L’ère nouvelle des droits d’auteur

vendredi 7 avril 2000

Comme le souligne fort justement Gary North, il y a un avant, un pendant et un après la législation sur les droits d’auteur.

Avant, c’est à l’aube du XVIe siècle, lorsque Luther placarda sur sa porte un défi, écrit en latin : ses Quatre-vingt quinze Thèses sur les Indulgences. Un imprimeur, d’une manière que nous ignorons, a reçut une copie de ce document et la publia. Tous les exemplaires se vendirent à merveille. Rapidement, les imprimeurs de toute l’Allemagne en produisirent et vendirent des centaines d’exemplaires.
Or sans l’imprimerie nous n’aurions sans doute jamais entendu parler de Luther. La manière dont la pensée de Luther a été véhiculée fait de cet épisode de 1517 la première manifestation de publication de masse.

Evidemment cette période ne dura qu’un laps de temps très court, et rapidement, sauf cas tout aussi clandestins, les "publieurs" purent conjuguer tout à la fois diffusion de masse et protection des droits d’auteur. Nous vivons encore sous ce régime, mais ses fondements ont sans doute à tout jamais disparus.

L’avènement d’Internet permet en effet de diffuser une nouvelle forme de distribution : une distribution numérique.

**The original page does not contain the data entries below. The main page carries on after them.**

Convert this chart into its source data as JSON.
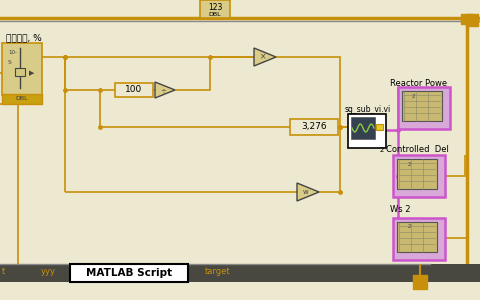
{
  "bg_color": "#ede8d0",
  "orange": "#c8900a",
  "magenta": "#cc55cc",
  "black": "#000000",
  "white": "#ffffff",
  "dark": "#444444",
  "gray": "#888888",
  "panel_face": "#d8cc88",
  "dbl_face": "#c8a010",
  "numeric_face": "#ede8d0",
  "label_slider": "출력조절, %",
  "label_100": "100",
  "label_3276": "3,276",
  "label_sg": "sg_sub_vi.vi",
  "label_reactor": "Reactor Powe",
  "label_controlled": "Controlled  Del",
  "label_ws2": "Ws 2",
  "label_matlab": "MATLAB Script",
  "label_target": "target",
  "label_yyy": "yyy"
}
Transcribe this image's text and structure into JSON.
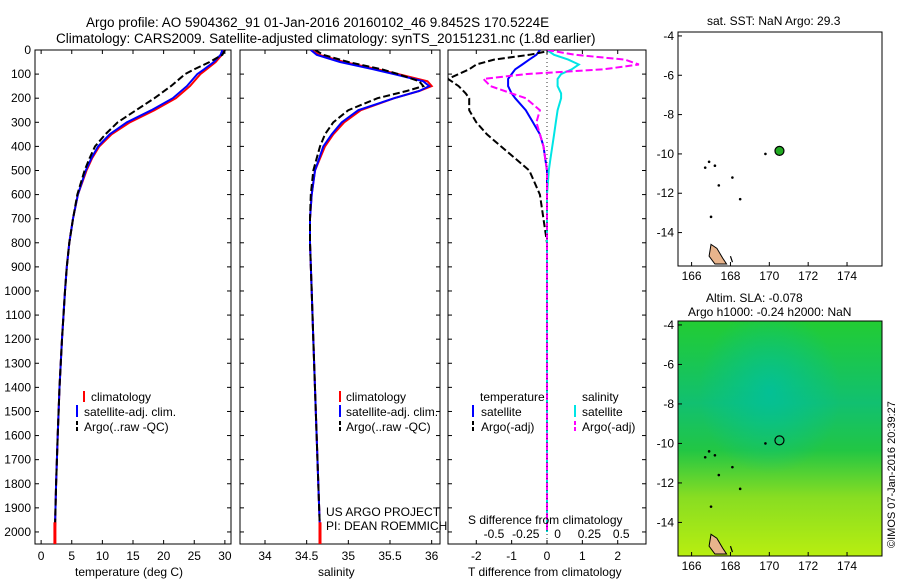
{
  "header": {
    "line1": "Argo profile: AO 5904362_91 01-Jan-2016 20160102_46 9.8452S 170.5224E",
    "line2": "Climatology: CARS2009. Satellite-adjusted climatology: synTS_20151231.nc (1.8d earlier)"
  },
  "colors": {
    "climatology": "#ff0000",
    "satellite_temp": "#0000ff",
    "argo": "#000000",
    "satellite_sal": "#00e5e5",
    "argo_sal_diff": "#ff00ff",
    "map_dot": "#22aa22",
    "land": "#e8b48c"
  },
  "credit": "©IMOS 07-Jan-2016 20:39:27",
  "chart_data": [
    {
      "type": "line",
      "name": "temperature-profile",
      "xlabel": "temperature (deg C)",
      "ylabel": "depth",
      "xlim": [
        -1,
        31
      ],
      "ylim": [
        2050,
        0
      ],
      "xticks": [
        0,
        5,
        10,
        15,
        20,
        25,
        30
      ],
      "yticks": [
        0,
        100,
        200,
        300,
        400,
        500,
        600,
        700,
        800,
        900,
        1000,
        1100,
        1200,
        1300,
        1400,
        1500,
        1600,
        1700,
        1800,
        1900,
        2000
      ],
      "legend": [
        "climatology",
        "satellite-adj. clim.",
        "Argo(..raw -QC)"
      ],
      "depth": [
        0,
        20,
        50,
        80,
        100,
        150,
        200,
        250,
        300,
        350,
        400,
        450,
        500,
        600,
        700,
        800,
        900,
        1000,
        1200,
        1400,
        1600,
        1800,
        2000
      ],
      "series": [
        {
          "name": "climatology",
          "values": [
            29.8,
            29.5,
            28.5,
            27.0,
            26.0,
            24.3,
            22.0,
            18.5,
            14.5,
            11.5,
            9.5,
            8.3,
            7.4,
            6.0,
            5.2,
            4.6,
            4.2,
            3.9,
            3.4,
            3.0,
            2.7,
            2.45,
            2.25
          ]
        },
        {
          "name": "satellite-adj. clim.",
          "values": [
            29.6,
            29.3,
            28.2,
            26.6,
            25.5,
            23.8,
            21.5,
            18.0,
            14.0,
            11.2,
            9.3,
            8.2,
            7.3,
            6.0,
            5.2,
            4.6,
            4.2,
            3.9,
            3.4,
            3.0,
            2.7,
            2.45,
            2.25
          ]
        },
        {
          "name": "Argo(..raw -QC)",
          "values": [
            30.0,
            29.6,
            27.5,
            25.0,
            23.5,
            21.2,
            18.5,
            15.5,
            12.5,
            10.5,
            8.8,
            7.9,
            7.1,
            5.9,
            5.2,
            4.6,
            4.2,
            3.9,
            3.4,
            3.0,
            2.7,
            2.45,
            2.25
          ]
        }
      ]
    },
    {
      "type": "line",
      "name": "salinity-profile",
      "xlabel": "salinity",
      "xlim": [
        33.7,
        36.1
      ],
      "ylim": [
        2050,
        0
      ],
      "xticks": [
        34,
        34.5,
        35,
        35.5,
        36
      ],
      "legend": [
        "climatology",
        "satellite-adj. clim.",
        "Argo(..raw -QC)"
      ],
      "annotation": [
        "US ARGO PROJECT",
        "PI: DEAN ROEMMICH"
      ],
      "depth": [
        0,
        20,
        50,
        80,
        100,
        130,
        150,
        170,
        200,
        250,
        300,
        350,
        400,
        500,
        600,
        700,
        800,
        1000,
        1200,
        1500,
        1800,
        2000
      ],
      "series": [
        {
          "name": "climatology",
          "values": [
            34.55,
            34.65,
            34.95,
            35.35,
            35.6,
            35.95,
            36.0,
            35.85,
            35.55,
            35.15,
            34.95,
            34.82,
            34.72,
            34.6,
            34.56,
            34.54,
            34.54,
            34.56,
            34.58,
            34.61,
            34.64,
            34.66
          ]
        },
        {
          "name": "satellite-adj. clim.",
          "values": [
            34.55,
            34.62,
            34.9,
            35.3,
            35.55,
            35.9,
            35.97,
            35.85,
            35.55,
            35.12,
            34.92,
            34.8,
            34.7,
            34.6,
            34.56,
            34.54,
            34.54,
            34.56,
            34.58,
            34.61,
            34.64,
            34.66
          ]
        },
        {
          "name": "Argo(..raw -QC)",
          "values": [
            34.6,
            34.7,
            35.0,
            35.4,
            35.6,
            35.85,
            35.9,
            35.7,
            35.35,
            35.0,
            34.82,
            34.72,
            34.66,
            34.58,
            34.55,
            34.54,
            34.54,
            34.56,
            34.58,
            34.61,
            34.64,
            34.66
          ]
        }
      ]
    },
    {
      "type": "line",
      "name": "difference-profile",
      "xlabel": "T difference from climatology",
      "xlabel_top": "S difference from climatology",
      "xlim": [
        -2.8,
        2.8
      ],
      "ylim": [
        2050,
        0
      ],
      "xticks": [
        -2,
        -1,
        0,
        1,
        2
      ],
      "xtick_labels_top": [
        "-0.5",
        "-0.25",
        "0",
        "0.25",
        "0.5"
      ],
      "legend_temperature_title": "temperature",
      "legend_salinity_title": "salinity",
      "legend": [
        "satellite",
        "Argo(-adj)",
        "satellite",
        "Argo(-adj)"
      ],
      "depth": [
        0,
        20,
        40,
        60,
        80,
        100,
        120,
        150,
        180,
        200,
        250,
        300,
        350,
        400,
        450,
        500,
        600,
        800,
        1000,
        1500,
        2000
      ],
      "series": [
        {
          "name": "temperature satellite",
          "values": [
            -0.2,
            -0.3,
            -0.5,
            -0.7,
            -0.9,
            -1.0,
            -1.1,
            -1.1,
            -1.0,
            -0.9,
            -0.6,
            -0.4,
            -0.2,
            -0.1,
            -0.05,
            0,
            0,
            0,
            0,
            0,
            0
          ]
        },
        {
          "name": "temperature Argo(-adj)",
          "values": [
            0.2,
            -0.5,
            -1.5,
            -2.0,
            -2.2,
            -2.5,
            -2.8,
            -2.5,
            -2.3,
            -2.2,
            -2.2,
            -2.0,
            -1.7,
            -1.3,
            -0.9,
            -0.5,
            -0.2,
            0,
            0,
            0,
            0
          ]
        },
        {
          "name": "salinity satellite",
          "values": [
            0,
            0.2,
            0.6,
            0.9,
            0.7,
            0.4,
            0.3,
            0.3,
            0.4,
            0.4,
            0.3,
            0.25,
            0.2,
            0.15,
            0.1,
            0.05,
            0,
            0,
            0,
            0,
            0
          ]
        },
        {
          "name": "salinity Argo(-adj)",
          "values": [
            0,
            0.8,
            2.2,
            2.6,
            1.6,
            -0.6,
            -1.8,
            -1.6,
            -1.0,
            -0.6,
            -0.2,
            -0.3,
            -0.2,
            -0.1,
            -0.05,
            0,
            0,
            0,
            0,
            0,
            0
          ]
        }
      ]
    },
    {
      "type": "scatter",
      "name": "sst-map",
      "title": "sat. SST: NaN Argo: 29.3",
      "xlim": [
        165.3,
        175.8
      ],
      "ylim": [
        -15.7,
        -3.8
      ],
      "xticks": [
        166,
        168,
        170,
        172,
        174
      ],
      "yticks": [
        -4,
        -6,
        -8,
        -10,
        -12,
        -14
      ],
      "points": [
        {
          "x": 170.5224,
          "y": -9.8452
        }
      ]
    },
    {
      "type": "heatmap",
      "name": "sla-map",
      "title_line1": "Altim. SLA: -0.078",
      "title_line2": "Argo h1000: -0.24 h2000: NaN",
      "xlim": [
        165.3,
        175.8
      ],
      "ylim": [
        -15.7,
        -3.8
      ],
      "xticks": [
        166,
        168,
        170,
        172,
        174
      ],
      "yticks": [
        -4,
        -6,
        -8,
        -10,
        -12,
        -14
      ],
      "points": [
        {
          "x": 170.5224,
          "y": -9.8452
        }
      ]
    }
  ]
}
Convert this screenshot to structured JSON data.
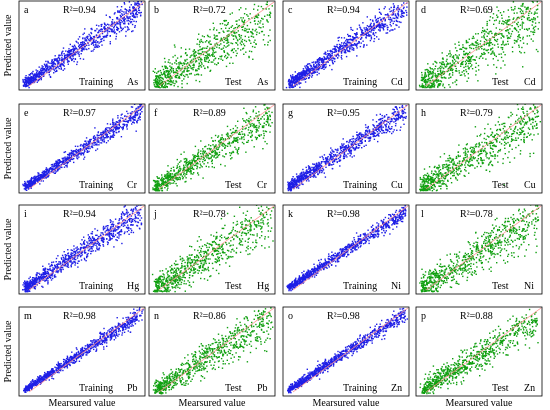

L’industrie du divertissement ne pourra pas arrêter la technique. Gary North souligne ici qu’il ne faut pas oublier que l’industrie du disque, comme celle du livre, paie son personnel grâce aux revenus provenant de quelques artistes qui connaissent un gros succès, habituellement éphémère. La stratégie consiste à attraper un artiste qui rapportera ultérieurement beaucoup. Or Napster et les techniques concurrentes menacent de saper cet arrangement. Les données numériques sont des données numériques : la 100 000e copie est identique à l’originale. L’industrie musicale rendra quelques artistes célèbres, uniquement pour voir ses revenus détournés par le partage de données des consommateurs. Mais elle ne peut pas y faire grand-chose.

Pour des artistes à succès, le résultat se présentera sous deux aspects : d’une part plus de tournées et de plus grandes audiences, les artistes recevant la part du lion des prix d’entrée ; d’autre part, des droits d’auteur réduits à cause de la baisse des ventes de CD.

La question primordiale est de savoir comment, et dans quelle mesure, il est possible de concilier le droit d’auteur et le partage numérique. Cette dernière technique est directement dérivée du peer to peer qui permet à tout un chacun de communiquer directement avec le disque dur de votre correspondant, sans passer par un serveur — qui a, au mieux, une fonction d’indexation et de mise en relation.

On peut en effet lire la technologie reprise et développée par Napster comme un acte de piraterie répréhensible, qui dénigre le titre de propriété que constitue le droit d’auteur, et qui n’est donc qu’une forme de vol.
Seulement, en allant plus au fond des choses, une telle interprétation n’est pas des plus justifiées. En effet, deux facteurs sont rarement pris en considération.

1. Les industries du disque bénéficient d’une rente de situation

Un studio d’enregistrement n’emploie pas plus d’ingénieurs du son aujourd’hui qu’il y a qinze ans ; pourtant les bénéfices de ces mêmes studios, et plus encore des maisons de disque, ont augmenté depuis cette même date de 5 à 10% par an. Ceci n’est bien sûr pas un mal en soi, mais ceci nuance fortement les discours de Cassandre en tout genre.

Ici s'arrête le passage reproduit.